The problem is that you see death as the end. We do not. If the baby is innocent, it goes to a better place and God is right to order it. If the baby is not innocent, it goes where it deserves to go and God is right to order it. The problem is that you think this world is all there is and that this existence is the best possible. We do not. Therein lies the important difference.
This line of thinking can be used to justify any concievable action, no matter how atrocious. If Hitler had this justification for the Holocaust he'd be an OK guy in your book.
That's a lie. I came up with the question my self because it looked like you were incapable of understanding what I was saying. I was never pressurised into it, which is easily seen by reading the thread.
All of which is irrelevant to whether or not you would kill an innocent infant.
The problem is that you see death as the end. We do not. If the baby is innocent, it goes to a better place and God is right to order it. If the baby is not innocent, it goes where it deserves to go and God is right to order it. The problem is that you think this world is all there is and that this existence is the best possible. We do not. Therein lies the important difference.
Yes, that of evidence and justice. It is only when one uses human life, in this reality, as a standard can any sort of objective justice be obtained. When you accept "God" as an arbiter of justice and morality any action becomes justifiable, in that you've dismissed all objective standards of value and evidence. Under this system any nut would be justified in any action if he claimed God's sanction; and since objective standands of evidence and justice would be dismissed, who would we be to say differently?
False dilemma. Omniscience is not necessary to believe that God would never ask such a thing. For instance, I know that God would never ask me to exclusively worship the devil. Or worship him at all for that matter.
Don't play semantic bullshit. I said you can't know with absolute certainty, not believe. You can believe something in spite of evidence to the contrary; absolute certainty requires omniscience. Thus the point remains that you do not know, with absolute certainty, that God will not ask you to do this.
It holds plenty of water because it is not our right choose when people die. We don't know what God has planned for their lives. Note that the argument is over God asking us to kill babies and I feel that he would only have done that in pre-Jesus times.
Emotions are not forms of evidence. I'm sure God (if he exists) will go on with his plan regardless of what you feel on the matter. In fact for all you know those abortions could have been ordered directly by God. Think about it, a woman goes to an abortion clinic and is stopped by a Christian picket line, she justifies her actions to them by saying "God told me to get an abortion". Regardless of their feelings on the matter they would have no valid counter-arguement or means of justifiying otherwise. The only course they could possibly take would be to deny that God did such a thing, and since they would have dismissed reason as inferior to faith in the first place, they would have no means of proving otherwise.

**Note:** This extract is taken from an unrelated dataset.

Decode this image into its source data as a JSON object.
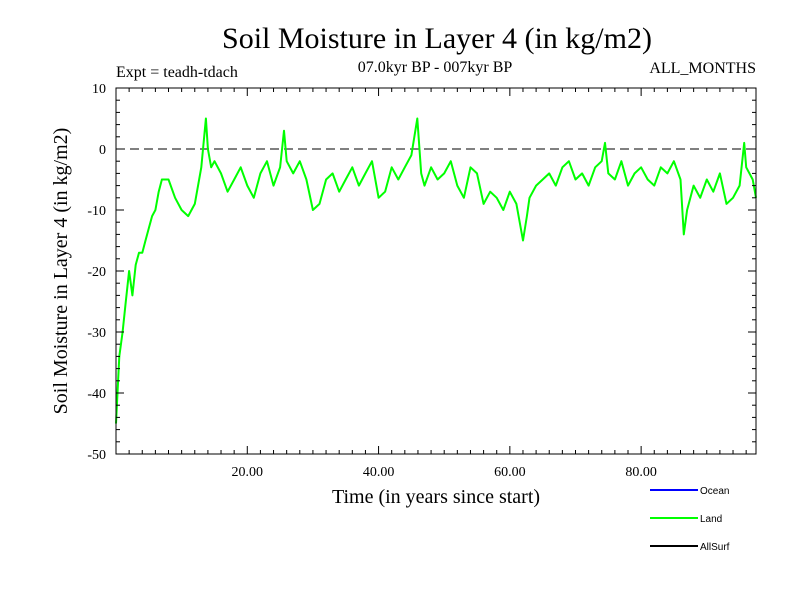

No, because they would only do it if God told them to. They would have no inclination to do it themselves. And you are no omniscient, so you don't know what is in that baby's heart or what it's future holds. You don't know what evil might come from it's life or what cruelty it might be spared by being killed now. And we see this life as a mere blip in our existence. Death is not the end, but the transition from prologue to the real story. If the baby is truly innocent, or has a desire in its heart to follow God, it will go to a far better place and the death will have been good for it. If the baby has no such desire and is instead destined for evil, then it is going where it would end up anyway, without the chance to inflict that evil on the world.
Nice speech, too bad it condradicts the
Biblically verifed theory of free will. That baby is nothing but innocent (other the Original Sin in your book- which is eliminated by babtism) until it actually commits a "Sin". Thus you will be depriving that INNOCENT child of life.
The fact remains that you either have to obey God and kill the perfectly innocent infant, or know better then God and not kill the infant. You can't use predestination as a cop out because free will directly contradicts the idea.
Ultimatly the choice comes down to reject logic and evidence, and things that are abstracted from them, such as life as a value, or reject faith as means of obtaining value and truth, and dismiss either God's existence or his moral authority.
Make your choice now Johnathan, either admit freely to all that you reject faith in the face or reason or that you reject reason in the face of faith. You can't have both.
Devolution is quite as natural as evolution, and may be just as pleasing, or even a good deal more pleasing, to God. If the average man is made in God's image, then a man such as Beethoven or Aristotle is plainly superior to God, and so God may be jealous of him, and eager to see his superiority perish with his bodily frame.